Community-Based Prevention: Meeting You Where You Are
By: David Sherrell
All Around the World
One of my favorite things about prevention work is that I get to be a guest in every kind of community. I often tell new Prevention Specialists of my first three assignments: the week after my job training, I taught at a school in Doha, Qatar that primarily had American and British students. The next week, I taught at a school in Beijing, China, that primarily had British, European, and Chinese students. The week after that, I taught at a school run by the United Nations in Hanoi, Vietnam, with students from all around the world.
Each school had its own culture. School culture is created by the combination of school rules and values, daily schedule and rhythms, the usually diverse collection of students making up the student body, the common means of communication, different sports and other extracurriculars and which ones are most popular, how formal and informal teacher-student relationships are, the list goes on.
Although it gets used a bunch, if you stop and think about it, “culture” is not an easily defined word. We use it to refer to all kinds of things – influencers and socials, YA fiction, MCU movies, and political hot takes. It can refer to differences between generations, like the huge cultural differences between me (Xennial) and my wife (Millennial) even though I’m only two years older. It can even refer to differences between age groups that are more persistent across time, like the things most adults will tell you (often incorrectly) are the differences between being an adult and being a teenager.
From now on, when you think about the definition of culture, however else you describe it, I’d like you to include something simple: meaning. As in, whatever else it is, culture is a system within which people create, exchange, share, produce, and perceive meaning. According to this definition, everyone who identifies as part of a certain culture is a creator and communicator of the meanings of things within that culture.
I’ve seen every kind of school culture. As a Prevention Specialist, I celebrate them all and enjoy observing the ways students in different places throughout different times choose to exist within their school’s culture. I’ve seen lots of healthy things and some unhealthy things. And if you think about how big a term culture is, how many different things go into the creation of a culture, it won’t surprise you to reach the same conclusion I have, that every school’s culture is completely unique.
Consider the example of the school embracing one totally retro hobby: hacky sack. I’m old enough to remember the second time this came around, in the 1990’s – the first time would have been around the time I was born, in the early 1980’s. I haven’t seen it anywhere I’ve been personally, but another Prevention Specialist told me how weirded out she was (we’re close to the same age) to walk into a school and see kids up and down the halls, grouped in circles small and large, tricking and kicking around that little bean-bag ball! It gave the school a completely unique vibe. Any time you’re talking about a vibe, you’re probably observing something related to culture.

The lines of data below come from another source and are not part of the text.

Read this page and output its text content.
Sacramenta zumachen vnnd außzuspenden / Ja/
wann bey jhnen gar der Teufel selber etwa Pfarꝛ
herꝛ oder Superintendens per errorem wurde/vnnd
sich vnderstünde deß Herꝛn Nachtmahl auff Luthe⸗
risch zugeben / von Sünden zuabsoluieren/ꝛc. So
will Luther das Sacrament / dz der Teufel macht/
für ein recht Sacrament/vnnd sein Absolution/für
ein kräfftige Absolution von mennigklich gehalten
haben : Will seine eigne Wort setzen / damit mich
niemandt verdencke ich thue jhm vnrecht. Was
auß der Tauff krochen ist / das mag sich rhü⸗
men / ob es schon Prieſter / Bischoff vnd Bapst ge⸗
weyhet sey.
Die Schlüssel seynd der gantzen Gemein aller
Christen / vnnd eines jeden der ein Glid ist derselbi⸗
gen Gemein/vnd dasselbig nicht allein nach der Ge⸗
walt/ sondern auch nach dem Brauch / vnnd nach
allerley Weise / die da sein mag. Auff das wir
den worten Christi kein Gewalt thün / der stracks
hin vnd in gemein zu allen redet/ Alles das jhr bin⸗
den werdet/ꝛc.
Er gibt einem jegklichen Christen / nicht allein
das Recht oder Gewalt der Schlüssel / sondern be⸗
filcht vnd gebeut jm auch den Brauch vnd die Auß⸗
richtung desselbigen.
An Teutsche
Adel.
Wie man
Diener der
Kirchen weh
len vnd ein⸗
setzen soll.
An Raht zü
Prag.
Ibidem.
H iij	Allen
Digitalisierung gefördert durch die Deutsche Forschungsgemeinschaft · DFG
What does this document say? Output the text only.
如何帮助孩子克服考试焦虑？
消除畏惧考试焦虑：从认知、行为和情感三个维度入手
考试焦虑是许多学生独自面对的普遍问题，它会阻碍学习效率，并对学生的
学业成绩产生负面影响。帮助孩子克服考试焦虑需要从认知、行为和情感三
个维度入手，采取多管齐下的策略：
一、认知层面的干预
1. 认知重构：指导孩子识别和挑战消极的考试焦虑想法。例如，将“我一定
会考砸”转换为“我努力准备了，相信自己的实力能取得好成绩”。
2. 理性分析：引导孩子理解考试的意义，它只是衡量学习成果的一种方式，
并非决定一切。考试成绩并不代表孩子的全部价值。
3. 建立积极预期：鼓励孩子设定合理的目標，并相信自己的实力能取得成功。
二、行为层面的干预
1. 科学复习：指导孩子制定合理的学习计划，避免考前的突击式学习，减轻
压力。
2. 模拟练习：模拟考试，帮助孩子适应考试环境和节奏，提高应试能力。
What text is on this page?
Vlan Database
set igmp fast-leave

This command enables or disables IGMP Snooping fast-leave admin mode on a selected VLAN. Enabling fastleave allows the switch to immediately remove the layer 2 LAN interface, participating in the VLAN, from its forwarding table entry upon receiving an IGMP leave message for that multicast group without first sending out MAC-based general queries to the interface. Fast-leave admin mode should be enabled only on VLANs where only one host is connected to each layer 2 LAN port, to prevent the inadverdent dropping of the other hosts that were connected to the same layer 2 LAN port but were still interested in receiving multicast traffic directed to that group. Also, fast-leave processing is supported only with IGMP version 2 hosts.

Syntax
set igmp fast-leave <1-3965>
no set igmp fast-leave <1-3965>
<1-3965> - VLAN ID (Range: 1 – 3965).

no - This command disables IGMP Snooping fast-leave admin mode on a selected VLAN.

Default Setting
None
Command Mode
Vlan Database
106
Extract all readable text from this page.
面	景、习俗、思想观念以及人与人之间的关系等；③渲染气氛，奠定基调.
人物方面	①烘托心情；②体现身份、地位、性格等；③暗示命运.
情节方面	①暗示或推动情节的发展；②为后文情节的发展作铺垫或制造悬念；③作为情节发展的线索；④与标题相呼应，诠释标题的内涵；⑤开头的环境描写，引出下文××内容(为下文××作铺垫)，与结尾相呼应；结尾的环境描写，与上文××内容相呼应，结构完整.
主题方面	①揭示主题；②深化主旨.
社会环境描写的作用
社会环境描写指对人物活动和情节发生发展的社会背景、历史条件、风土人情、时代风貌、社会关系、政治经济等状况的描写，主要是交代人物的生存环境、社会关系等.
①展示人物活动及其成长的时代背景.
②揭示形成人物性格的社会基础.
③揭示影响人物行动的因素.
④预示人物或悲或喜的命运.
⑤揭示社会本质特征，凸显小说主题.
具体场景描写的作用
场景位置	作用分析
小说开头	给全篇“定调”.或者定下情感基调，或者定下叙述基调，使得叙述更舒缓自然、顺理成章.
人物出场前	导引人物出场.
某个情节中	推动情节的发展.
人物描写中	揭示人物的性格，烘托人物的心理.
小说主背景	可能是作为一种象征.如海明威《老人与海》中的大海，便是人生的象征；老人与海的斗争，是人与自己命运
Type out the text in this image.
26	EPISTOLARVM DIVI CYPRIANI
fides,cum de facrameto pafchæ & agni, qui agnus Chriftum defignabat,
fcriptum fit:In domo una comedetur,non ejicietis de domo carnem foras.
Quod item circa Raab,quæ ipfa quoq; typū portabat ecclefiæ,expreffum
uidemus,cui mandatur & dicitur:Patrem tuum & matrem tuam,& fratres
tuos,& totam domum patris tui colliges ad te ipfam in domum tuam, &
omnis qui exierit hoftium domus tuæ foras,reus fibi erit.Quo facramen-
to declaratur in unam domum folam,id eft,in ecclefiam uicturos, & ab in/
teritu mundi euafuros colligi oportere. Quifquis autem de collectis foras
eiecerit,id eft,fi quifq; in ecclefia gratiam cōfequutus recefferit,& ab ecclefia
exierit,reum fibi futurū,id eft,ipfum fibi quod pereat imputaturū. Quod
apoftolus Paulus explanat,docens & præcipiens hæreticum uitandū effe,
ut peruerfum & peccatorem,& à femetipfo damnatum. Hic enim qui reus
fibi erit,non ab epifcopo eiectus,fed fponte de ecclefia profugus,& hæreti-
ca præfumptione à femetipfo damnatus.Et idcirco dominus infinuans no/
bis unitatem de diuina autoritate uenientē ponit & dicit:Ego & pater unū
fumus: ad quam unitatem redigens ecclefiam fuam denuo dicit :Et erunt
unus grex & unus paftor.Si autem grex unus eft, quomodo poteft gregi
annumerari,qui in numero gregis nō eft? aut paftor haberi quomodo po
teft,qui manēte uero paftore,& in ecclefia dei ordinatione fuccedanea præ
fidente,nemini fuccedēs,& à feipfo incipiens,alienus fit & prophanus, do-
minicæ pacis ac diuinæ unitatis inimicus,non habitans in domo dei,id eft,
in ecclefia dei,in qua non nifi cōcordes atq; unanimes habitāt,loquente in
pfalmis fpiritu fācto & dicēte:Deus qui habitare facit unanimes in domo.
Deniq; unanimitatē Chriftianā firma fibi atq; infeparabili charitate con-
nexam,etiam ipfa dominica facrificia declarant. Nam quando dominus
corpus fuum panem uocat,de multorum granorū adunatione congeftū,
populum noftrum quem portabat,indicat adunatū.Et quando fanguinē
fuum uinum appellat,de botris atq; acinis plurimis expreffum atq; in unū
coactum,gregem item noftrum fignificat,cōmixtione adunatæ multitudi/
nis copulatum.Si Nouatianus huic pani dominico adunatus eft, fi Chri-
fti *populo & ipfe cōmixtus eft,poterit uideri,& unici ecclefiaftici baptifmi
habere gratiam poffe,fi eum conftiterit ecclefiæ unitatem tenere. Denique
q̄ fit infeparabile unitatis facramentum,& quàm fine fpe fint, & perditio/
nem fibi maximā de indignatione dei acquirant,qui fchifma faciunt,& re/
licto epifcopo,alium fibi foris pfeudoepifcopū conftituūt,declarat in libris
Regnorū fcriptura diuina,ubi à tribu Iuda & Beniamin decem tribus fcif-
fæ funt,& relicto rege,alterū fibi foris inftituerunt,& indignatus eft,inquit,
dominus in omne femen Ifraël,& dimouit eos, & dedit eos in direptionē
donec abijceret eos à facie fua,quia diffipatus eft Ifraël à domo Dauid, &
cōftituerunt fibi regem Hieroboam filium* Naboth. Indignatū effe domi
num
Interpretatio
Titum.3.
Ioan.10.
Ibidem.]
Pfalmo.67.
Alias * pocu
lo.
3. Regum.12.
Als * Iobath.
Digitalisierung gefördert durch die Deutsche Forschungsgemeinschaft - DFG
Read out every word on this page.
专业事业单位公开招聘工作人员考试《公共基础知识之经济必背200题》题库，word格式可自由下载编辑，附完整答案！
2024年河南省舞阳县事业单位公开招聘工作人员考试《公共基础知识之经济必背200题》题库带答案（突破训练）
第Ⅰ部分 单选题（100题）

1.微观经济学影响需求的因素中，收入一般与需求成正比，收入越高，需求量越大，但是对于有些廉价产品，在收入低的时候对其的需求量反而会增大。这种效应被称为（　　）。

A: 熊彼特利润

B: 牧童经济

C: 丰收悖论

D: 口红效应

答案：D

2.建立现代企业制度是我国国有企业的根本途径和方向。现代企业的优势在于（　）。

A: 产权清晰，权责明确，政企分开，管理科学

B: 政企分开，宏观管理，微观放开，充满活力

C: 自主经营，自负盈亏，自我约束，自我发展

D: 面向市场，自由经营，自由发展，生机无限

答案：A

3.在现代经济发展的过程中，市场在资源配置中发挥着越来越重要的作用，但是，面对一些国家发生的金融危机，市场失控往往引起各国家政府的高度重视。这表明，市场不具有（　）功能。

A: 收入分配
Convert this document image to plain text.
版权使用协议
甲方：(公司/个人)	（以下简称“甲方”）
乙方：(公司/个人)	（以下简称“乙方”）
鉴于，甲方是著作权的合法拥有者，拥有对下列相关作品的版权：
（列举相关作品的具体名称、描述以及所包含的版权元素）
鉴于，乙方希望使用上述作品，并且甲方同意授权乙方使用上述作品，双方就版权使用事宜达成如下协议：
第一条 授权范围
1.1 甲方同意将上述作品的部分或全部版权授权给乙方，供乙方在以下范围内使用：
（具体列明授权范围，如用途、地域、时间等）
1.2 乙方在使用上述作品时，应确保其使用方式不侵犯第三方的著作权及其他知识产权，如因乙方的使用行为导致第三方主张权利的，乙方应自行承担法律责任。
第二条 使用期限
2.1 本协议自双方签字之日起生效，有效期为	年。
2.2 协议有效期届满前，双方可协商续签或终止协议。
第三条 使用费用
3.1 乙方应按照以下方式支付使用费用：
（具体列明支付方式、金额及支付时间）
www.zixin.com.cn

“The school had imposed a pretty strict phone ban the year before,” my friend told me, “and the kids showed up this year with hacky sacks. I noticed throughout the school how much the kids and teachers talked more; a teacher would walk by and join in for a second. I really saw this connection the whole school happened to have, from sometimes random hacky sacks flying across the hall. It was completely student-led.”
I imagine that phone ban caused a lot of anxiety in a lot of students, who eventually found the need to do something with the time they’d otherwise spend gaming, or on socials, or whatever their phone offered them as a distraction in the moment. And somehow, in a way maybe nobody could even explain anymore, the kids found their way to hacky sack. My coworker loved it.
This uniqueness is part of what makes Prevention Specialists at Prevention Academy so engaging – it’s because we’re so engaged! We’re so curious about your culture, about what it’s like to be a student at your school; we want to find the answers we’ll never hear anywhere else to questions we ask everywhere we go. There’s a school I used to visit in Houston, TX all the time, that was bilingual: students there spoke English and French. Their parents were usually oil-industry employees from French-speaking nations, working in their companies’ Texas offices. These students had some amazing questions about what experiences people who take substances may have; we got into one deep discussion about hallucinogenic drugs that I’ve never had anywhere else.
I wonder what discussions we’ll have when we visit your school? It’s a strange thing, being a teacher – the more we let our students teach us, the more effective we can be at providing you with the information that’s really important to you. And that’s really where I’m going with this culture piece: the uniqueness of every school requires the curiosity of every Prevention Specialist in order for us to get to know your schools. That’s what helps us ensure that every lesson we provide is full of the knowledge you seek, in the language you understand, to help you develop the skills you need to make the healthiest decisions you can about alcohol and other drugs.
I still have a lot to learn about what life is like for the students of Delaware and Montgomery Counties; I’m sure it’s a journey that I’ll never complete. But one school at a time, I’m letting you tell me who you are, so I can tell you what you need to know.